SNOW HILL – Controversy over legislation permitting Worcester County service clubs to host slot machines for charitable fundraising has emerged this week, after a letter was sent to local state legislators asking that a bill be drafted.
The letter was not discussed at the most recent Worcester County Commissioner meeting, on Jan. 15, when a public hearing on slots for service clubs was held.
Commissioner Virgil Shockley said the Jan. 18 letter was his idea.
“The letter went out at my request,” he said. “There was a consensus among the commissioners. We have asked [Delegate Jim] Mathias to introduce the bill allowing Worcester County to be added to the existing bill.”
The legislation needed to be introduced by the end of the week, he said, and the commissioners would have missed that deadline if they had not asked for the legislation in their Jan. 18 letter.
The commissioners met on Jan. 15 and held a public hearing on slot machines at service and fraternal organizations that day but did not take action. The commissioners do not meet again until next week on Tuesday, Feb. 5.
“We couldn’t vote on the 5th because the deadline would have passed,” Shockley said.
Shockley was mistaken on the deadline, Mathias said on Wednesday.
“We have time,” said Mathias.
The legislation is being drafted as requested, according to the delegate.

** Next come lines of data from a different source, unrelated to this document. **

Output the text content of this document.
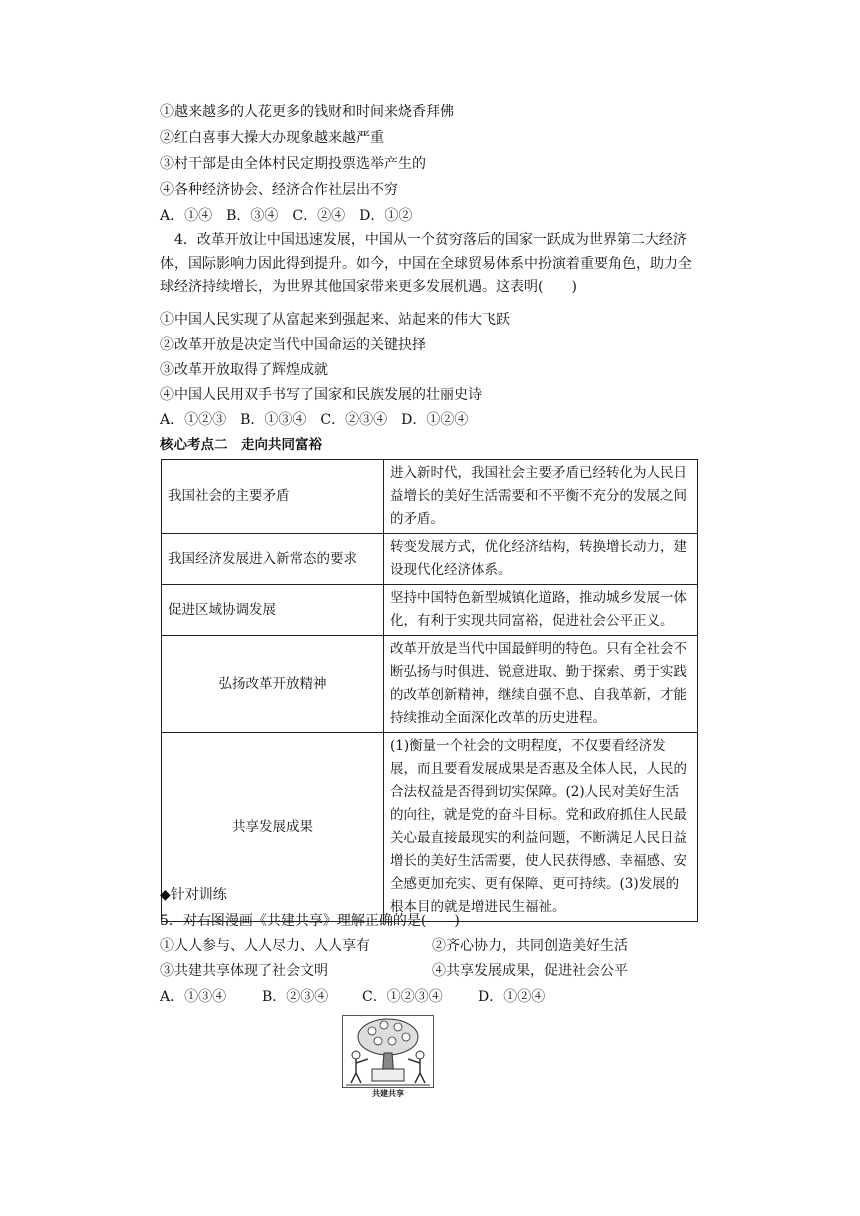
①越来越多的人花更多的钱财和时间来烧香拜佛
②红白喜事大操大办现象越来越严重
③村干部是由全体村民定期投票选举产生的
④各种经济协会、经济合作社层出不穷
A．①④　B．③④　C．②④　D．①②
4．改革开放让中国迅速发展，中国从一个贫穷落后的国家一跃成为世界第二大经济体，国际影响力因此得到提升。如今，中国在全球贸易体系中扮演着重要角色，助力全球经济持续增长，为世界其他国家带来更多发展机遇。这表明(　　)
①中国人民实现了从富起来到强起来、站起来的伟大飞跃
②改革开放是决定当代中国命运的关键抉择
③改革开放取得了辉煌成就
④中国人民用双手书写了国家和民族发展的壮丽史诗
A．①②③　B．①③④　C．②③④　D．①②④
核心考点二　走向共同富裕
我国社会的主要矛盾	进入新时代，我国社会主要矛盾已经转化为人民日益增长的美好生活需要和不平衡不充分的发展之间的矛盾。
我国经济发展进入新常态的要求	转变发展方式，优化经济结构，转换增长动力，建设现代化经济体系。
促进区域协调发展	坚持中国特色新型城镇化道路，推动城乡发展一体化，有利于实现共同富裕，促进社会公平正义。
弘扬改革开放精神	改革开放是当代中国最鲜明的特色。只有全社会不断弘扬与时俱进、锐意进取、勤于探索、勇于实践的改革创新精神，继续自强不息、自我革新，才能持续推动全面深化改革的历史进程。
共享发展成果	(1)衡量一个社会的文明程度，不仅要看经济发展，而且要看发展成果是否惠及全体人民，人民的合法权益是否得到切实保障。(2)人民对美好生活的向往，就是党的奋斗目标。党和政府抓住人民最关心最直接最现实的利益问题，不断满足人民日益增长的美好生活需要，使人民获得感、幸福感、安全感更加充实、更有保障、更可持续。(3)发展的根本目的就是增进民生福祉。
◆针对训练
5．对右图漫画《共建共享》理解正确的是(　　)
①人人参与、人人尽力、人人享有	②齐心协力，共同创造美好生活
③共建共享体现了社会文明	④共享发展成果，促进社会公平
A．①③④	B．②③④ C．①②③④	D．①②④
共建共享
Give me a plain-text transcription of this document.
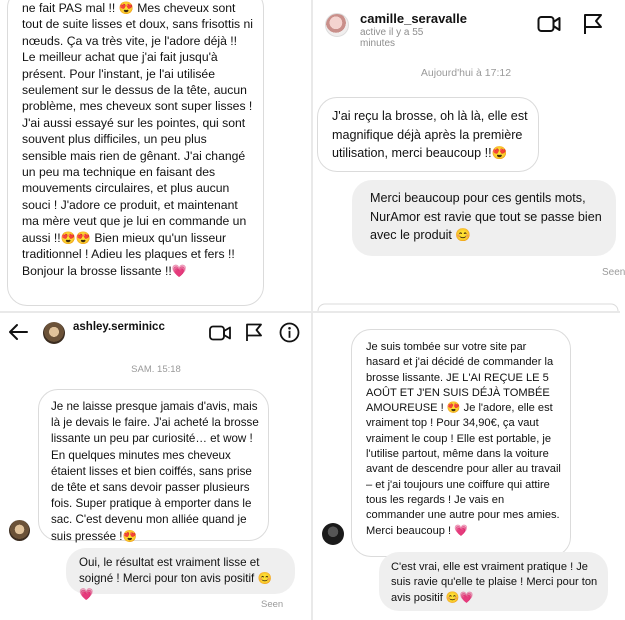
ne fait PAS mal !! 😍 Mes cheveux sont tout de suite lisses et doux, sans frisottis ni nœuds. Ça va très vite, je l'adore déjà !! Le meilleur achat que j'ai fait jusqu'à présent. Pour l'instant, je l'ai utilisée seulement sur le dessus de la tête, aucun problème, mes cheveux sont super lisses ! J'ai aussi essayé sur les pointes, qui sont souvent plus difficiles, un peu plus sensible mais rien de gênant. J'ai changé un peu ma technique en faisant des mouvements circulaires, et plus aucun souci ! J'adore ce produit, et maintenant ma mère veut que je lui en commande un aussi !!😍😍 Bien mieux qu'un lisseur traditionnel ! Adieu les plaques et fers !! Bonjour la brosse lissante !!💗
camille_seravalle
active il y a 55 minutes
Aujourd'hui à 17:12
J'ai reçu la brosse, oh là là, elle est magnifique déjà après la première utilisation, merci beaucoup !!😍
Merci beaucoup pour ces gentils mots, NurAmor est ravie que tout se passe bien avec le produit 😊
Seen
ashley.serminicc
SAM. 15:18
Je ne laisse presque jamais d'avis, mais là je devais le faire. J'ai acheté la brosse lissante un peu par curiosité… et wow ! En quelques minutes mes cheveux étaient lisses et bien coiffés, sans prise de tête et sans devoir passer plusieurs fois. Super pratique à emporter dans le sac. C'est devenu mon alliée quand je suis pressée !😍
Oui, le résultat est vraiment lisse et soigné ! Merci pour ton avis positif 😊💗
Seen
Je suis tombée sur votre site par hasard et j'ai décidé de commander la brosse lissante. JE L'AI REÇUE LE 5 AOÛT ET J'EN SUIS DÉJÀ TOMBÉE AMOUREUSE ! 😍 Je l'adore, elle est vraiment top ! Pour 34,90€, ça vaut vraiment le coup ! Elle est portable, je l'utilise partout, même dans la voiture avant de descendre pour aller au travail – et j'ai toujours une coiffure qui attire tous les regards ! Je vais en commander une autre pour mes amies. Merci beaucoup ! 💗
C'est vrai, elle est vraiment pratique ! Je suis ravie qu'elle te plaise ! Merci pour ton avis positif 😊💗
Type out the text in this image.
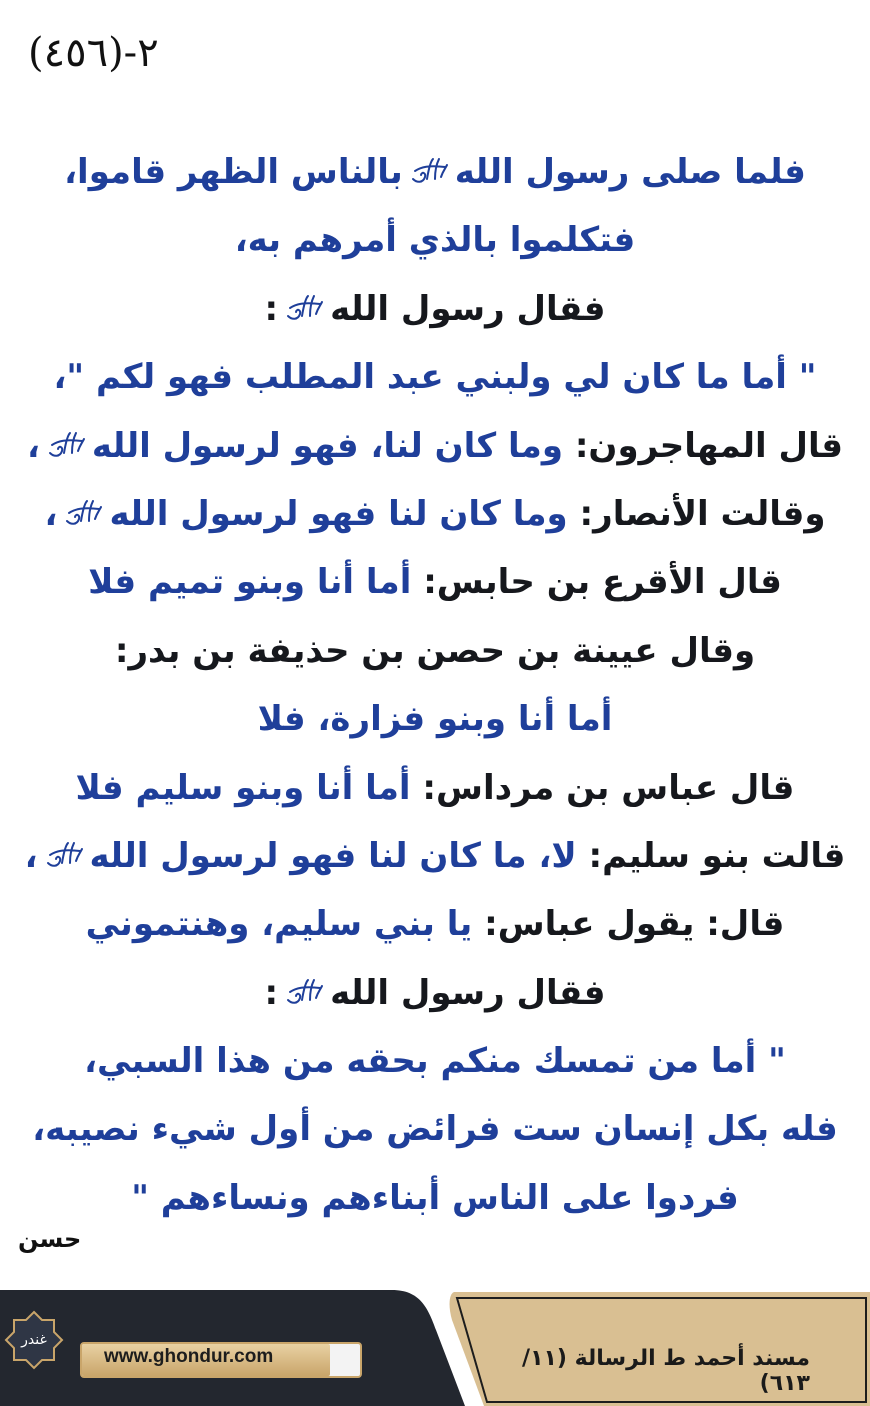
٢-(٤٥٦)
فلما صلى رسول اللهبالناس الظهر قاموا،
فتكلموا بالذي أمرهم به،
فقال رسول الله:
" أما ما كان لي ولبني عبد المطلب فهو لكم "،
قال المهاجرون: وما كان لنا، فهو لرسول الله،
وقالت الأنصار: وما كان لنا فهو لرسول الله،
قال الأقرع بن حابس: أما أنا وبنو تميم فلا
وقال عيينة بن حصن بن حذيفة بن بدر:
أما أنا وبنو فزارة، فلا
قال عباس بن مرداس: أما أنا وبنو سليم فلا
قالت بنو سليم: لا، ما كان لنا فهو لرسول الله،
قال: يقول عباس: يا بني سليم، وهنتموني
فقال رسول الله:
" أما من تمسك منكم بحقه من هذا السبي،
فله بكل إنسان ست فرائض من أول شيء نصيبه،
فردوا على الناس أبناءهم ونساءهم "
حسن
غندر
www.ghondur.com	مسند أحمد ط الرسالة (١١/ ٦١٣)
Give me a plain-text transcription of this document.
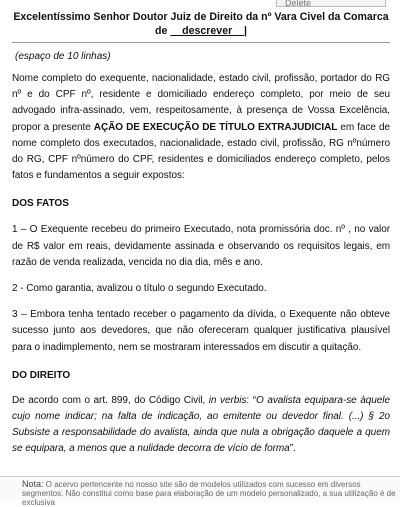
Delete

Excelentíssimo Senhor Doutor Juiz de Direito da nº Vara Civel da Comarca de __descrever__|

(espaço de 10 linhas)

Nome completo do exequente, nacionalidade, estado civil, profissão, portador do RG nº e do CPF nº, residente e domiciliado endereço completo, por meio de seu advogado infra-assinado, vem, respeitosamente, à presença de Vossa Excelência, propor a presente AÇÃO DE EXECUÇÃO DE TÍTULO EXTRAJUDICIAL em face de nome completo dos executados, nacionalidade, estado civil, profissão, RG nºnúmero do RG, CPF nºnúmero do CPF, residentes e domiciliados endereço completo, pelos fatos e fundamentos a seguir expostos:

DOS FATOS

1 – O Exequente recebeu do primeiro Executado, nota promissória doc. nº , no valor de R$ valor em reais, devidamente assinada e observando os requisitos legais, em razão de venda realizada, vencida no dia dia, mês e ano.

2 - Como garantia, avalizou o título o segundo Executado.

3 – Embora tenha tentado receber o pagamento da dívida, o Exequente não obteve sucesso junto aos devedores, que não ofereceram qualquer justificativa plausível para o inadimplemento, nem se mostraram interessados em discutir a quitação.

DO DIREITO

De acordo com o art. 899, do Código Civil, in verbis: “O avalista equipara-se àquele cujo nome indicar; na falta de indicação, ao emitente ou devedor final. (...) § 2o Subsiste a responsabilidade do avalista, ainda que nula a obrigação daquele a quem se equipara, a menos que a nulidade decorra de vício de forma”.

Nota: O acervo pertencente no nosso site são de modelos utilizados com sucesso em diversos segmentos. Não constitui como base para elaboração de um modelo personalizado, a sua utilização é de exclusiva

Feb. 1 is the Senate bill introduction date, but legislation may be introduced later by going before the Senate rules committee. The House bill introduction date is not until Feb. 8.
The commissioners’ letter, signed by Commission President Jim Purnell, reads in part, “a majority of Commissioners are conceptually in favor of state legislation to add Worcester County” to the service club slots law, although it does not go any further and express firm support for the legislation.
Several commissioners are disturbed that the letter was sent without talking it over.
“I thought it was inappropriate without discussion,” said Commissioner Bud Church. “It wasn’t discussed anywhere, and I was kind of opposed to it until we had time to discuss it.”
The commissioner, when asked earlier this month whether the letter should be sent out, said he thought it should not.
“I’m having a real problem with this because I don’t think that letter should have been sent,” Commissioner Louise Gulyas said. “This has really bothered me. This is what people accuse us of and it never happens.”
Gulyas said she did not see the letter before it went out.
As a rule, the commissioners do not take any action based on consensus, preferring to take a formal vote.
“That’s the thing that has angered me about this, that one of the commissioners took it upon himself to push it through,” Gulyas said.
Commissioner Linda Busick never saw the letter and did not find out that it had been sent until more than a week later when Ocean City Mayor Rick Meehan brought it up at a City Council meeting.
Meehan later said he was surprised at the contents of the letter.
“I thought I had missed something,” he said.
Shockley said he wanted to have the legislation in front of the commissioners on Tuesday to make sure they knew exactly what they were voting on.
“We did not vote. We haven’t voted,” Shockley said.
Busick said, “Any decision to support that legislation absolutely has to be at a public meeting.”
Meehan said the town’s position on slots is firm.
“The town of Ocean City has always been in opposition to any form of increased gambling activity in northern Worcester County or the Ocean City area,” Meehan said.
Nonetheless, the town council has not taken an official position on service organization slot machines. Meehan said he, as mayor, opposes slot machines at service organizations.
If the bill allowing slots at Worcester County service organizations is passed, Meehan said, “Some consideration should be given to increase the percentage that should be given to charity over and above 50 percent. Why not increase that amount to 75 percent, or 80 percent?”
Under the existing law, service clubs and fraternal organizations in eight of nine Eastern Shore counties are permitted to host five slot machines per lodge. Only members or their guests may use the machines, which are not available to the general public, and half the proceeds must be given to charity.
“If you’re going to give it back to charity, give it all back,” Gulyas said.
Church said the portion to charity should be higher. Increasing the donated amount would make it more palatable, he said.
“I do have a problem with it being 50-50 with the amount of money they’re collecting,” said Church.
Gulyas’ position is clear. “I’m absolutely against slot machines,” said Gulyas. “I can’t say yes for one and no for another.”
Church is troubled by the pending vote on the matter.
“I’ve got really mixed emotions. I am not a proponent of slot machines. I’m really having a struggle with this,” Church said. “Part of the reason I may vote for it is there’s so much funding being cut for social programs.”